Regarding a cellphone app that would ease payment for street parking ("Parking break," Friday), the Parking Authority has a good point: We want people to pay the meter; we want compliance with parking laws.

We need penalties to incentivize proper payment. But things would work far better if people just pay when they should. Parking violations create administrative burdens, appeals, and angst that don't exist if people just pay the meter.

|Mark Zecca, Philadelphia

ISSUE | CYCLING

Cyclist deaths aren't inevitable

I was an acquaintance of Jay Mohan and I appreciated the article on his life and passions ("Philadelphia filmmaker, 26, struck on bike, killed," Monday). However, I was troubled by the line: "As more people use bikes to get around - with or without helmets, during rush hour or after dark - some invariably are struck by cars."

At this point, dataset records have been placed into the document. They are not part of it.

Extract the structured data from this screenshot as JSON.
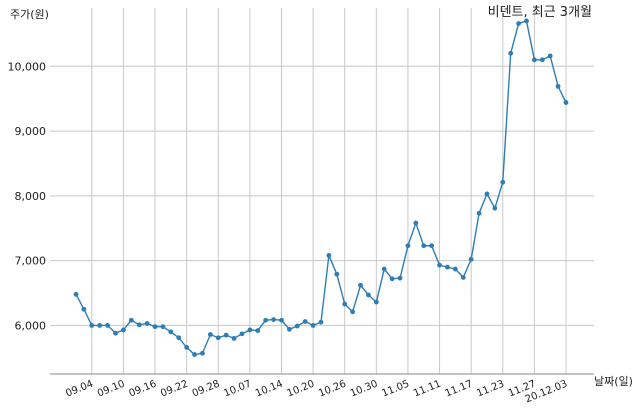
{
  "chart_data": {
    "type": "line",
    "title": "비덴트, 최근 3개월",
    "ylabel": "주가(원)",
    "xlabel": "날짜(일)",
    "ylim": [
      5250,
      10900
    ],
    "yticks": [
      6000,
      7000,
      8000,
      9000,
      10000
    ],
    "ytick_labels": [
      "6,000",
      "7,000",
      "8,000",
      "9,000",
      "10,000"
    ],
    "xtick_labels": [
      "09.04",
      "09.10",
      "09.16",
      "09.22",
      "09.28",
      "10.07",
      "10.14",
      "10.20",
      "10.26",
      "10.30",
      "11.05",
      "11.11",
      "11.17",
      "11.23",
      "11.27",
      "20.12.03"
    ],
    "xtick_indices": [
      2,
      6,
      10,
      14,
      18,
      22,
      26,
      30,
      34,
      38,
      42,
      46,
      50,
      54,
      58,
      62
    ],
    "grid": true,
    "series": [
      {
        "color": "#2e7db4",
        "values": [
          6480,
          6250,
          6000,
          6000,
          6000,
          5880,
          5930,
          6080,
          6010,
          6030,
          5980,
          5980,
          5900,
          5810,
          5660,
          5550,
          5570,
          5860,
          5810,
          5850,
          5800,
          5870,
          5930,
          5920,
          6080,
          6090,
          6080,
          5940,
          5990,
          6060,
          6000,
          6050,
          7080,
          6790,
          6330,
          6210,
          6620,
          6470,
          6360,
          6870,
          6720,
          6730,
          7230,
          7580,
          7230,
          7230,
          6930,
          6900,
          6870,
          6740,
          7020,
          7730,
          8030,
          7810,
          8210,
          10200,
          10660,
          10700,
          10100,
          10100,
          10160,
          9690,
          9440
        ]
      }
    ]
  }
}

I find this victim-blaming and the presumption of ongoing cycling deaths intolerable. In the past month alone, we have seen three other Philadelphians killed by drivers and another who is in critical condition. Our city and our citizens have a responsibility to ensure the safety of all users of our streets, regardless of their mode of transit.

|Jake Liefer, cofounder, The 5th Square, Philadelphia

Yo, bikers, get off my roads

So not enough bikers wear helmets ("Bikes make a city better," Tuesday). The way they ignore every rule of the road, they should wear as much protection as possible. Or they should stay off the roads altogether. That would be wonderful.